Da diligenti cronisti ci siamo presentati al Palazzo della Consulta per l’udienza pubblica dedicata al “caso Calabria”, che tradotto recita: come manomettere una legge elettorale a dispetto anche di chi l’ha proposta e di chi l’ha votata, fino a renderla, agli occhi della giustizia amministrativa, lesiva dei diritti costituzionali del cittadino e, segnatamente, del diritto all’elettorato passivo della signora Wanda Ferro.
Da diligenti cronisti, dopo avere letto i commenti di due illustri assenti, Paolo Naccarato e Ernesto Magorno, con l’aggravante per il secondo di essere anche un avvocato praticante, abbiamo cercato nel verbale d’udienza e nel dispositivo della Corte gli elementi che giustificano le dichiarazioni affidate alla stampa, secondo le quali la Corte ha respinto l’eccezione di incostituzionalità sollevata, è bene ricordarlo, dal Tribunale amministrativo, e salvato la legislatura.
Non una riga e non una parola legittimano i commenti di Naccarato e di Magorno ed è, del resto, singolare, che dei cinque avvocati che hanno preso parte all’udienza: Morcavallo per Ennio Morrone; Caravita e Talarico per la Regione Calabria; Morbidelli per Giuseppe Mangialavori e Marini per Wanda Ferro, nessuno si è avventurato a sostenere che la Consulta ha deciso e men che meno per dire cosa avrebbe deciso.
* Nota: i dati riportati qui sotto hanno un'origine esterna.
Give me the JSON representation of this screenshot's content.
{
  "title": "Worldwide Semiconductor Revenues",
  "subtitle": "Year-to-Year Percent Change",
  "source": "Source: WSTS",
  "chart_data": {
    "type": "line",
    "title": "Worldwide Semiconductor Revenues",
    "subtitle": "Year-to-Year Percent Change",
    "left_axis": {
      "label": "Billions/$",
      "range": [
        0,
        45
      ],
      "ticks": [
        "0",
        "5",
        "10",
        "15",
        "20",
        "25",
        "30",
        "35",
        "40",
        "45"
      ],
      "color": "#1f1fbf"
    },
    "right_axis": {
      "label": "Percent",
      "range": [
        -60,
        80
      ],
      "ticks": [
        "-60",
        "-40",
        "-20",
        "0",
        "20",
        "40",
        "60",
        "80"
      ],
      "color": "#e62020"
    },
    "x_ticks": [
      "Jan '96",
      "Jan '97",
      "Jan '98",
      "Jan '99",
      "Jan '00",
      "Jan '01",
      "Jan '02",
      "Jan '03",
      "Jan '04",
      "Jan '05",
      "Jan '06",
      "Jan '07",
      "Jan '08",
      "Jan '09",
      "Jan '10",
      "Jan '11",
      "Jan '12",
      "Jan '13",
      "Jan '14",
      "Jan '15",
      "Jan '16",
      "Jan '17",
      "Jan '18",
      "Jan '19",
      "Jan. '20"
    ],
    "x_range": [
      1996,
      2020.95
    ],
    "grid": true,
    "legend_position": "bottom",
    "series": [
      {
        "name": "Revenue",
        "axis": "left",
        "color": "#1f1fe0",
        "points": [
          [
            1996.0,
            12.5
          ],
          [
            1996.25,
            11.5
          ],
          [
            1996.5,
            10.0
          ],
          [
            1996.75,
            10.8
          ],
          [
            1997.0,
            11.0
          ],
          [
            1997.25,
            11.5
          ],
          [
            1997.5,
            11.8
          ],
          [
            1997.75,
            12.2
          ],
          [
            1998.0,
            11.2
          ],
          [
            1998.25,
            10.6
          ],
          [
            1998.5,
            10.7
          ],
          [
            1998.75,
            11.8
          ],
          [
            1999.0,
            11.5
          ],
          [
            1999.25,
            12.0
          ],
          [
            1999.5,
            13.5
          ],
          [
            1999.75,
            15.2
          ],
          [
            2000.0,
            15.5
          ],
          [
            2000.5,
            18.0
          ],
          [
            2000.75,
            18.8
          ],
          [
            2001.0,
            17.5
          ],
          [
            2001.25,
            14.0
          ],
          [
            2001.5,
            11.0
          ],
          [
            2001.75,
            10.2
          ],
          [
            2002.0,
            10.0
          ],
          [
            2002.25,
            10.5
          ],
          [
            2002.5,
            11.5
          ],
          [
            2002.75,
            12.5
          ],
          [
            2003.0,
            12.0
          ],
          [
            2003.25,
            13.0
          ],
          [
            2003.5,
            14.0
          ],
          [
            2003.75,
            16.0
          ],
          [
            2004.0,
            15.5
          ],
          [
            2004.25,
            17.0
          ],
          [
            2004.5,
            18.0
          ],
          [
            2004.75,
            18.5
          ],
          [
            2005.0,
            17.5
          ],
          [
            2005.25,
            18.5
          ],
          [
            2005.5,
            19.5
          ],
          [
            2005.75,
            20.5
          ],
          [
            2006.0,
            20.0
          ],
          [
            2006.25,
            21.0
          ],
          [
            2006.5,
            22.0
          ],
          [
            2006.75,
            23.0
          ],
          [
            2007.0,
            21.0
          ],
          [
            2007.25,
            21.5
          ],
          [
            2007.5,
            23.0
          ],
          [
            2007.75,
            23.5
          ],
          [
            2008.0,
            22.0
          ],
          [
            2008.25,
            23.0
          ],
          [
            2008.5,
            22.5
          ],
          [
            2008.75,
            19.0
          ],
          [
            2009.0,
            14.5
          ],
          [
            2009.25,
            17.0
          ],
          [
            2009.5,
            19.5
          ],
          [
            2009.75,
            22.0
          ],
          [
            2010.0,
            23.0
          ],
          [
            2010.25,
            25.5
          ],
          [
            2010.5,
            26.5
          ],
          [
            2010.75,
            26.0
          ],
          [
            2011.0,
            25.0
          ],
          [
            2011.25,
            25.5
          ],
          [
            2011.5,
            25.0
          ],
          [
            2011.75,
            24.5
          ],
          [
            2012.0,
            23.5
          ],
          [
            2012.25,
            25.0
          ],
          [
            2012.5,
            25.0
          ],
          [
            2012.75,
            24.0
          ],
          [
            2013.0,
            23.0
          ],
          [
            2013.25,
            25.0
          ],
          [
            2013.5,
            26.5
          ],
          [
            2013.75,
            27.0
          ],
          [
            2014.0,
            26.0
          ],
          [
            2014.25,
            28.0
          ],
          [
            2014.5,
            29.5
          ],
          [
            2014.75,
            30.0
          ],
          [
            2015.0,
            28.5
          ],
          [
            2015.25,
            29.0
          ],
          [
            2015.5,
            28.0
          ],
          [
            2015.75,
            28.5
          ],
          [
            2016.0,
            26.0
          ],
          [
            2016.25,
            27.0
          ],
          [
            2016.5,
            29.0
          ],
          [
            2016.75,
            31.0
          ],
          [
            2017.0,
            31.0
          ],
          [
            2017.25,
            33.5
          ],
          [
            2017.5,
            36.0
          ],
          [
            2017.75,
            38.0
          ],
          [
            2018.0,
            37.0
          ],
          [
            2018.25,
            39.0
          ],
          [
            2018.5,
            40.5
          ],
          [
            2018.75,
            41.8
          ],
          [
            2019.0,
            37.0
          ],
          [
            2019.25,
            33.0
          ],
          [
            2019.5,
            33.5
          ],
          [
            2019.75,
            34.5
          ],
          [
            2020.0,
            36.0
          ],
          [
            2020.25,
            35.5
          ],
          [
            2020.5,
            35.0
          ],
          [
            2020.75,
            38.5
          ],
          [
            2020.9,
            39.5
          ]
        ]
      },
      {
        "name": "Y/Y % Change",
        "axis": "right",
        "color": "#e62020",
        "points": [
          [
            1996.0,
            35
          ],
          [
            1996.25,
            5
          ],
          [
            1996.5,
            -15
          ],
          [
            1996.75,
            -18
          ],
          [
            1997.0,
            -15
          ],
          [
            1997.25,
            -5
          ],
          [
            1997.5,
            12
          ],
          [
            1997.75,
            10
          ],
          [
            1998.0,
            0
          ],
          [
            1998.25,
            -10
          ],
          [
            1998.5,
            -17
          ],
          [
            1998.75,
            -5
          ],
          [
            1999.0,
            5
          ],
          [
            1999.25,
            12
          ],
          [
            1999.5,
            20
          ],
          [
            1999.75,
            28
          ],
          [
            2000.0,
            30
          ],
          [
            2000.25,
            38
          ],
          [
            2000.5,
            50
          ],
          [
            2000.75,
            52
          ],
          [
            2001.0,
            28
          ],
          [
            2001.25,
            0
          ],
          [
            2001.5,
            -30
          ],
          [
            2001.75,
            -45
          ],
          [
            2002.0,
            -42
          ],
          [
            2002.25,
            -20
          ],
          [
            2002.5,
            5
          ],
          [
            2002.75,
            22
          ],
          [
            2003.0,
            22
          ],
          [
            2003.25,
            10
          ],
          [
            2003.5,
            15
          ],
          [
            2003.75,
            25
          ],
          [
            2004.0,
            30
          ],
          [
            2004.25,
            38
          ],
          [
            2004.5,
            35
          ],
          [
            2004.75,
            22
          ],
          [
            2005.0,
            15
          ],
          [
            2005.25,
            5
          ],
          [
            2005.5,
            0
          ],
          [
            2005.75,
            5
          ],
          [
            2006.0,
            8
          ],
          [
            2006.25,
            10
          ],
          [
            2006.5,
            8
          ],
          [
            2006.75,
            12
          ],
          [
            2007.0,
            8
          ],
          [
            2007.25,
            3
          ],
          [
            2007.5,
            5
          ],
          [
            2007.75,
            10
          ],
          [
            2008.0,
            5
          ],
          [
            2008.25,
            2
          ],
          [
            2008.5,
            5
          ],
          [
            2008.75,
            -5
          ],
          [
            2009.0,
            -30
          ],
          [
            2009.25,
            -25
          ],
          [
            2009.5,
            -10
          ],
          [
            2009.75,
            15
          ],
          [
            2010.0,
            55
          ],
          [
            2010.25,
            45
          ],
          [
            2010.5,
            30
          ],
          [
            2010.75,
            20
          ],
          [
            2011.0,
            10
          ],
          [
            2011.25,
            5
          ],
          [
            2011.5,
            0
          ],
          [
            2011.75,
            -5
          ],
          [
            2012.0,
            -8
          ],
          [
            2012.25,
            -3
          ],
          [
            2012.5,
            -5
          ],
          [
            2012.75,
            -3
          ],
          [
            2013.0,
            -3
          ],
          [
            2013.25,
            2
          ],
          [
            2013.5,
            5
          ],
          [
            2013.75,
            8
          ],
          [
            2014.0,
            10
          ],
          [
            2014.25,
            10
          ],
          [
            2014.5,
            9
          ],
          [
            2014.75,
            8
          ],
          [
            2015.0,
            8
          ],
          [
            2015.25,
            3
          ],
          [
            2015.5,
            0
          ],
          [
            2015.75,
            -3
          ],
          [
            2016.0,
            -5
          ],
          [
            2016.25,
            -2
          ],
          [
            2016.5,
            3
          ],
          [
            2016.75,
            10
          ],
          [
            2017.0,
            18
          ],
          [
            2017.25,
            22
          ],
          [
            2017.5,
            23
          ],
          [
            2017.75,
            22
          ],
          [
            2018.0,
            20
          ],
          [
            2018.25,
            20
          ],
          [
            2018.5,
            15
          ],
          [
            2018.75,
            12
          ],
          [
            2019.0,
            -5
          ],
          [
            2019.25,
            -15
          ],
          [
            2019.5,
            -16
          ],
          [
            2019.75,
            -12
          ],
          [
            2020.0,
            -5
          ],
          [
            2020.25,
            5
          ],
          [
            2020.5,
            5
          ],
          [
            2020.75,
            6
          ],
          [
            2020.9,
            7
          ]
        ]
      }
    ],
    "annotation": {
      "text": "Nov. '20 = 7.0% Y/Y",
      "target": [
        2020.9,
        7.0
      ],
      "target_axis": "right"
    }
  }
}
La Corte Costituzionale ha semplicemente ristretto il campo: ha dichiarato inammissibile il ricorso proposto dalla Democrazia Cristiana di Rizzuti e ordinato procedersi oltre nell’esame di quello avanzato dal Tar e relativo alla mancata nomina a consigliere regionale di Wanda Ferro, nonostante questa fosse il candidato presidente più votato dopo l’eletto Mario Oliverio.
Cosa deciderà nel merito adesso la Consulta? Semplicemente non lo sappiamo e chiunque addebita alla Consulta una qualsiasi decisione in qualsiasi direzione non fa altro che inventarsi una decisione mai adottata. La Corte, infatti, ha concluso l’istruttoria dibattimentale, sentito gli interventi dei cinque legali presenti, acquisito gli atti depositati e poi si è riservata trenta giorni per decidere. Tutto qui.
Vasta è la gamma delle decisioni che dalla Consulta potranno arrivare, le abbiamo elencate qualche giorno fa, ma è il caso di ribadirle oggi.
Potrà annullare la legge elettorale utilizzata nelle regionali del 2014, ed i suoi effetti, per manifesta incostituzionalità. Così come potrà non farlo e rispedire le carte al Tar statuendo che nessuna illegittimità costituzionale è stata rilevata.
Nell’ipotesi la Corte decida che effettivamente una violazione dei suoi diritti costituzionali Wanda Ferro ha avuto a subirla, potrebbe demandare al Tar il compito di porvi rimedio, salvando la legislatura ma imponendo al consiglio regionale di rivedere l’assegnazione dei seggi: fuori Ennio Morrone (o Mangialavori), dentro Wanda Ferro. Oppure potrebbe non curarsi degli effetti e dichiarare incostituzionale tout court la legge elettorale del 2014 e, di conseguenza, annullare ogni atto successivo.
Occorre attendere trenta giorni almeno. Il termine, infatti, è indicativo ma non ultimativo: se la Corte dovesse ritenere che serve altro tempo può liberamente farlo.
Insomma sul piano dello stile Wanda Ferro batte tutti anche in questa occasione, dichiarando ai cronisti: «Non ho nessuna dichiarazione da fare e nessun commento. Si commentano le sentenze non le udienze».